"I, Robot" is the kind of summer blockbuster that gives summer blockbusters a bad name. While it has a few good moments - a robot has the choice of saving Will Smith or a drowning child and saves Smith because he has a 43 percent chance of surviving while the girl has only an 11 percent chance - most of the rest of the film has that stale look of recycled action tropes that undercut any attempt at originality.
Smith is Chicago police detective Del Spooner in the year 2035, when U.S. Robotics has provided human-style robots to serve us all with anything we need. But there seems to be something wrong with the new model; they're not quite as devoted as they should be.
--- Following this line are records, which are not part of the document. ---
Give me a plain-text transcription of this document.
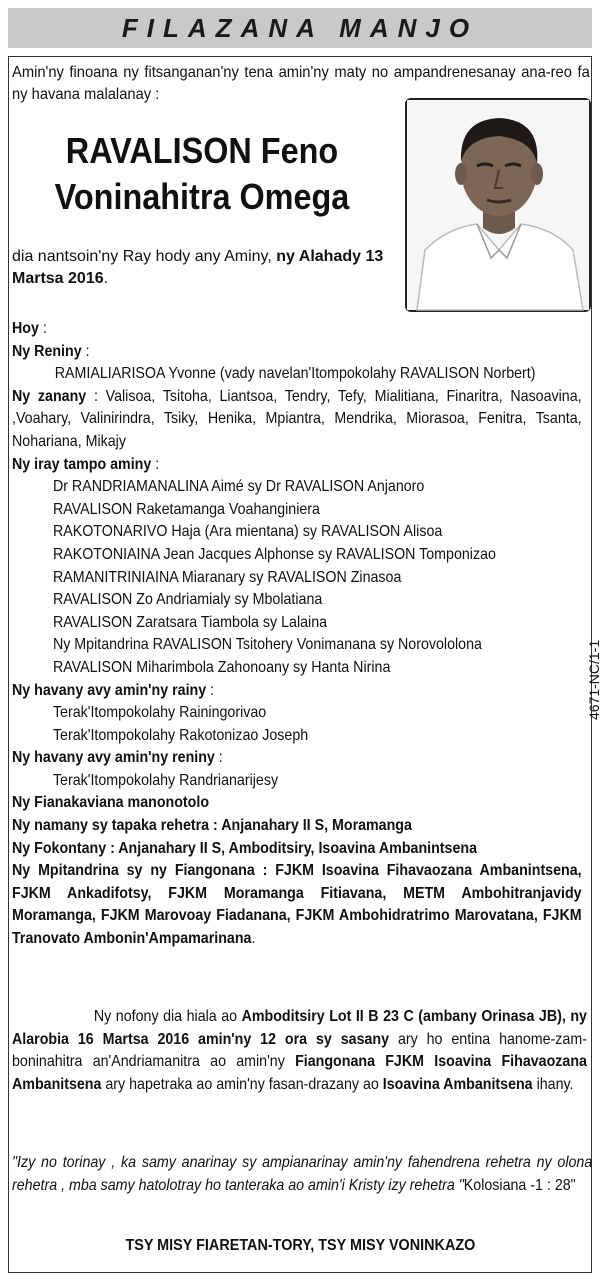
FILAZANA MANJO
Amin'ny finoana ny fitsanganan'ny tena amin'ny maty no ampandrenesanay ana-reo fa ny havana malalanay :
RAVALISON Feno
Voninahitra Omega
dia nantsoin'ny Ray hody any Aminy, ny Alahady 13 Martsa 2016.
Hoy :
Ny Reniny :
RAMIALIARISOA Yvonne (vady navelan'Itompokolahy RAVALISON Norbert)
Ny zanany : Valisoa, Tsitoha, Liantsoa, Tendry, Tefy, Mialitiana, Finaritra, Nasoavina, ,Voahary, Valinirindra, Tsiky, Henika, Mpiantra, Mendrika, Miorasoa, Fenitra, Tsanta, Nohariana, Mikajy
Ny iray tampo aminy :
Dr RANDRIAMANALINA Aimé sy Dr RAVALISON Anjanoro
RAVALISON Raketamanga Voahanginiera
RAKOTONARIVO Haja (Ara mientana) sy RAVALISON Alisoa
RAKOTONIAINA Jean Jacques Alphonse sy RAVALISON Tomponizao
RAMANITRINIAINA Miaranary sy RAVALISON Zinasoa
RAVALISON Zo Andriamialy sy Mbolatiana
RAVALISON Zaratsara Tiambola sy Lalaina
Ny Mpitandrina RAVALISON Tsitohery Vonimanana sy Norovololona
RAVALISON Miharimbola Zahonoany sy Hanta Nirina
Ny havany avy amin'ny rainy :
Terak'Itompokolahy Rainingorivao
Terak'Itompokolahy Rakotonizao Joseph
Ny havany avy amin'ny reniny :
Terak'Itompokolahy Randrianarijesy
Ny Fianakaviana manonotolo
Ny namany sy tapaka rehetra : Anjanahary II S, Moramanga
Ny Fokontany : Anjanahary II S, Amboditsiry, Isoavina Ambanintsena
Ny Mpitandrina sy ny Fiangonana : FJKM Isoavina Fihavaozana Ambanintsena, FJKM Ankadifotsy, FJKM Moramanga Fitiavana, METM Ambohitranjavidy Moramanga, FJKM Marovoay Fiadanana, FJKM Ambohidratrimo Marovatana, FJKM Tranovato Ambonin'Ampamarinana.
Ny nofony dia hiala ao Amboditsiry Lot II B 23 C (ambany Orinasa JB), ny Alarobia 16 Martsa 2016 amin'ny 12 ora sy sasany ary ho entina hanome-zam-boninahitra an'Andriamanitra ao amin'ny Fiangonana FJKM Isoavina Fihavaozana Ambanitsena ary hapetraka ao amin'ny fasan-drazany ao Isoavina Ambanitsena ihany.
"Izy no torinay , ka samy anarinay sy ampianarinay amin'ny fahendrena rehetra ny olona rehetra , mba samy hatolotray ho tanteraka ao amin'i Kristy izy rehetra "Kolosiana -1 : 28"
TSY MISY FIARETAN-TORY, TSY MISY VONINKAZO
4671-NC/1-1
Spooner is convinced that they're being programmed differently and mean us harm, in spite of the famous Three Laws that supposedly govern robot behavior, namely that they must protect humans and never do them harm, which is a command that comes from one of Isaac Asimov's sci-fi stories from the mid-20th century.
In the course of the film Smith is pummeled, run down, has his badge taken away for being paranoid, confronts the oily head of USRobotics (Bruce Greenwood), works with the token white woman (Bridget Moynahan as a robot psychiatrist (really), consults the hologram of his mentor Dr. Alfred Lanning (James Cromwell), who apparently committed the suicide that triggers the plot, and in other words fulfills every requirement of the traditional summer blockbuster.
The computer-generated robots are very well animated, and the one we get to know best, called Sonny (voiced by Alan Tudyk) is brilliantly expressive without violating our expectations of robotics. But the tedious plot keeps intruding without a shred of originality or emotional resonance, and so the hope we might have had for the film is quickly gone. Smith, who has wit and smarts to burn as a comic actor, is kept too busy running, fighting and driving his retro scooter through the dark streets of the city, and never gets the chance to show his chops. Maybe "I, Robot 2," if it ever gets made, will bring back Tommy Lee Jones to work with him. At least then we'll get a worthwhile script.